(Original posting 10/13/2017) I’m currently preparing for comprehensive exams to complete my Master of Music in Church Music degree. Part of that is being prepared to answer a number of questions on worship and music philosophy. So, in preparation for that portion of the exams I’m going to inflict, . . . I mean share, some of my practice answers to those questions with you! So the first topic is, “what role should Scripture play in developing a worship and music philosophy?”
I’ll use Scripture to make the case for defining its own role. All references are to the ESV translation unless otherwise noted.
Hebrews 12:28b says, “offer God acceptable worship, with reverence and awe.” The word acceptable clearly implies that God has criteria for what pleases Him in worship. Also, there must be means of worship that are unacceptable to Him or else there would be no point for the above instruction. But this raises the obvious question, what determines acceptable worship?

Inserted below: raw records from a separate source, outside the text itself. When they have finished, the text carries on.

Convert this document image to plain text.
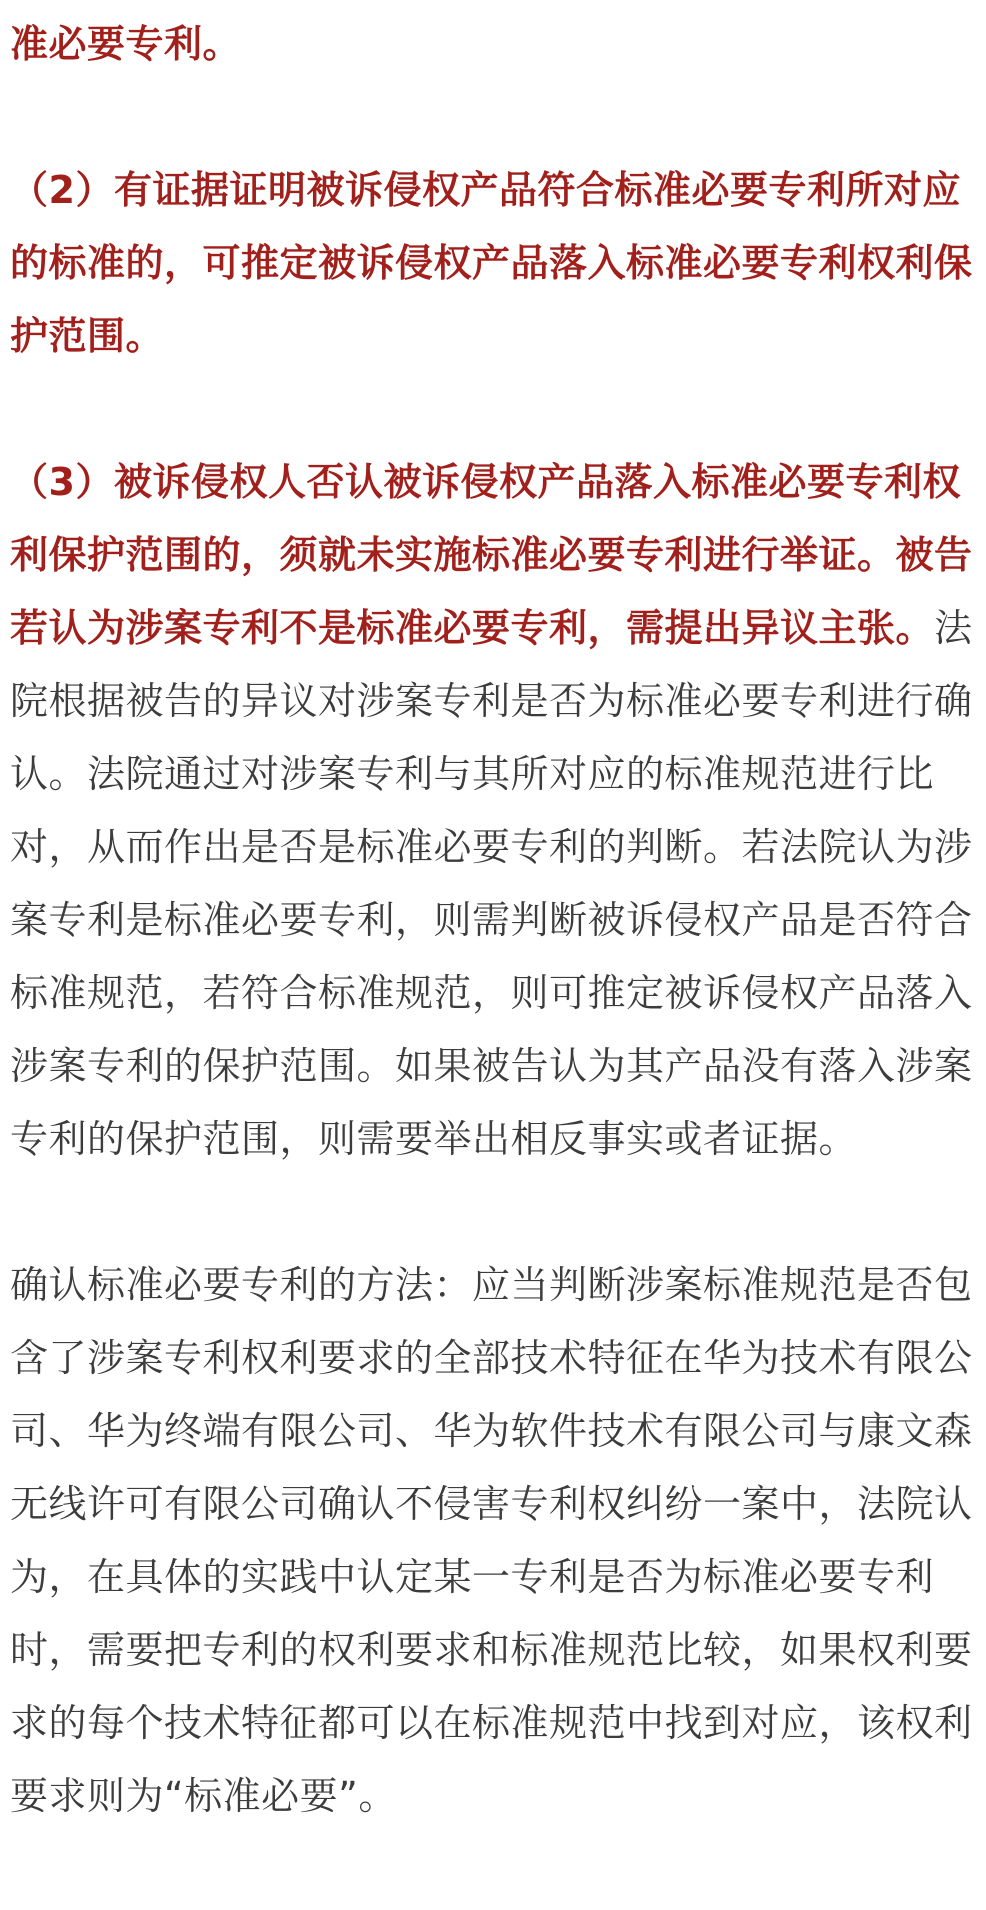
准必要专利。

（2）有证据证明被诉侵权产品符合标准必要专利所对应的标准的，可推定被诉侵权产品落入标准必要专利权利保护范围。

（3）被诉侵权人否认被诉侵权产品落入标准必要专利权利保护范围的，须就未实施标准必要专利进行举证。被告若认为涉案专利不是标准必要专利，需提出异议主张。法院根据被告的异议对涉案专利是否为标准必要专利进行确认。法院通过对涉案专利与其所对应的标准规范进行比对，从而作出是否是标准必要专利的判断。若法院认为涉案专利是标准必要专利，则需判断被诉侵权产品是否符合标准规范，若符合标准规范，则可推定被诉侵权产品落入涉案专利的保护范围。如果被告认为其产品没有落入涉案专利的保护范围，则需要举出相反事实或者证据。

确认标准必要专利的方法：应当判断涉案标准规范是否包含了涉案专利权利要求的全部技术特征在华为技术有限公司、华为终端有限公司、华为软件技术有限公司与康文森无线许可有限公司确认不侵害专利权纠纷一案中，法院认为，在具体的实践中认定某一专利是否为标准必要专利时，需要把专利的权利要求和标准规范比较，如果权利要求的每个技术特征都可以在标准规范中找到对应，该权利要求则为“标准必要”。
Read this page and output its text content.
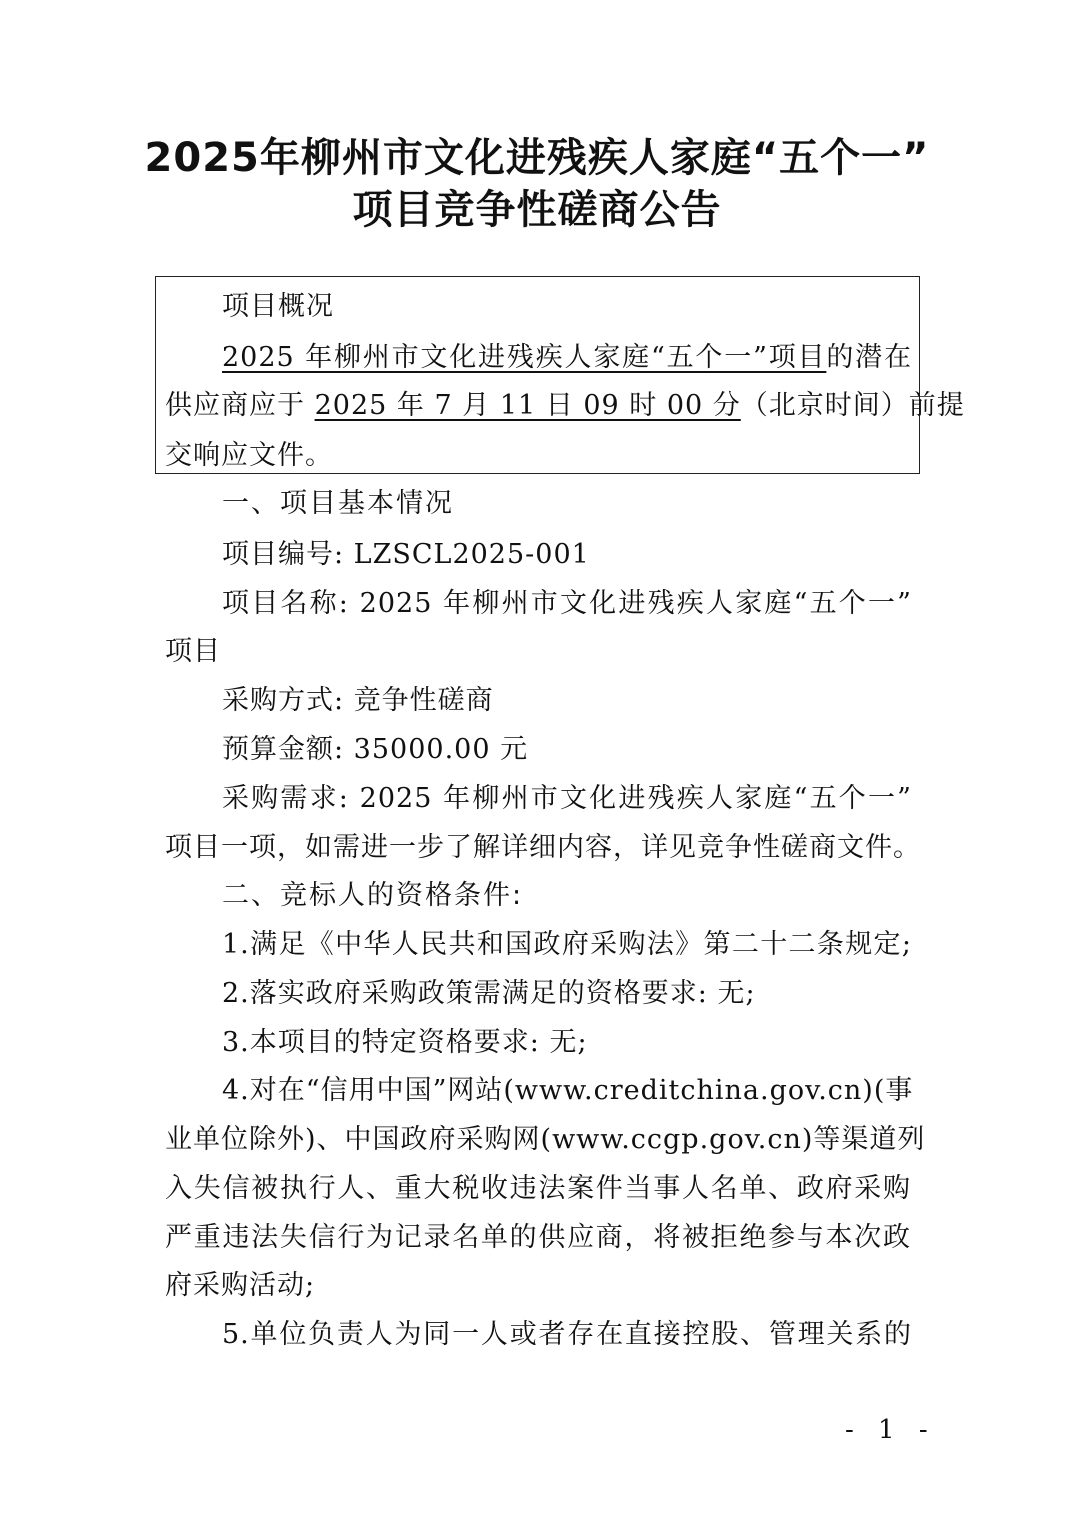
2025年柳州市文化进残疾人家庭“五个一”
项目竞争性磋商公告
项目概况
2025 年柳州市文化进残疾人家庭“五个一”项目的潜在
供应商应于 2025 年 7 月 11 日 09 时 00 分（北京时间）前提
交响应文件。
一、项目基本情况
项目编号: LZSCL2025-001
项目名称: 2025 年柳州市文化进残疾人家庭“五个一”
项目
采购方式: 竞争性磋商
预算金额: 35000.00 元
采购需求: 2025 年柳州市文化进残疾人家庭“五个一”
项目一项，如需进一步了解详细内容，详见竞争性磋商文件。
二、竞标人的资格条件:
1.满足《中华人民共和国政府采购法》第二十二条规定;
2.落实政府采购政策需满足的资格要求: 无;
3.本项目的特定资格要求: 无;
4.对在“信用中国”网站(www.creditchina.gov.cn)(事
业单位除外)、中国政府采购网(www.ccgp.gov.cn)等渠道列
入失信被执行人、重大税收违法案件当事人名单、政府采购
严重违法失信行为记录名单的供应商，将被拒绝参与本次政
府采购活动;
5.单位负责人为同一人或者存在直接控股、管理关系的
- 1 -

In Deuteronomy, Moses gives the Israelites their final instructions before crossing the Jordan into the Promised Land. Chapter 12 contains instructions on the proper worship of God and verse 8 says, “You shall not do according to all we are doing here today, everyone doing whatever is right in his own eyes.” Thus, God determines what acceptable worship is, and our own intellect and feelings will only lead us astray. We must turn to God to know what is acceptable in His eyes. But again, we have an obvious question: where do we find these criteria?
First we see in Matthew 4:4 that we must turn to the word of God, as when Jesus quotes Deuteronomy to Satan, “Man does not live by bread alone but by every word that proceeds from the mouth of God.” Further, in 2 Timothy 3:16-18, “All Scripture is breathed out by God and is profitable for teaching, for reproof, for correction, and for training in righteousness, that the man of God may be complete, equipped for every good work.”
So here we have the principle that Scripture is our sole authority in all matters of faith and practice, known since the Reformation as the principle of Sola Scriptura. Thus, Scripture must be our guide in developing our worship and music philosophy. But how, then, are we to apply the Scriptures today? The Old Testament gave the what, when, and how of all the particulars of Tabernacle and Temple worship. But, although the New Testament gives the content of Christian worship, it provides very little to go on for the means and methods of worship in the assembled body of Christ.
The approach of finding chapter and verse for the direct answer to every question, as could be done for Tabernacle and Temple worship, is called the Encyclopedic View of scripture. One just looks up the answer. Since we don’t have those direct answers in the New Testament we must approach Scripture using what is called the Encompassing View. This is what Paul was talking about in 2 Timothy about being “trained for every good work.” We use Scripture to train our discernment. The writer of Hebrews explains in chapter 5, verse 14, “But solid food is for the mature, for those who have their powers of discernment trained by constant practice to distinguish good from evil.”
An example of this can be found in Galatians 5 where Paul provides two lists, one of the works of the flesh, which are to be avoided, and one of the fruits of the Spirit, which are to be developed. In the first list He appends, “and things like these,” and to the second, “against such things there is no law.” The words like and such show that these lists are not exhaustive but that the trained Christian is to use their trained powers of discernment to know how to apply these lists to their own life experiences. Thus, Scripture provides boundaries and objectives for the Christian walk but leaves many details up to our trained powers of discernment.
Applying all this to the role of Scripture in developing a worship and music philosophy goes back to where we started: “offer God acceptable worship, with reverence and awe.” Reverence and awe are examples of the boundaries and objectives that Scripture sets for worship. Our worship must contain these two characteristics plus any others prescribed in Scripture, such as John 4:24, “God is spirit, and those who worship Him must worship in spirit and truth.” In applying the freedom of discernment, Galatians 5:13 instructs, “Do not use your freedom as an opportunity for the flesh, but through love serve one another.”
Thus the answer to, what role should Scripture play in developing a philosophy of worship and music, is: Scripture must be the sole guide in all matters of faith and practice within which we may apply the freedom of discernment trained by the word of God.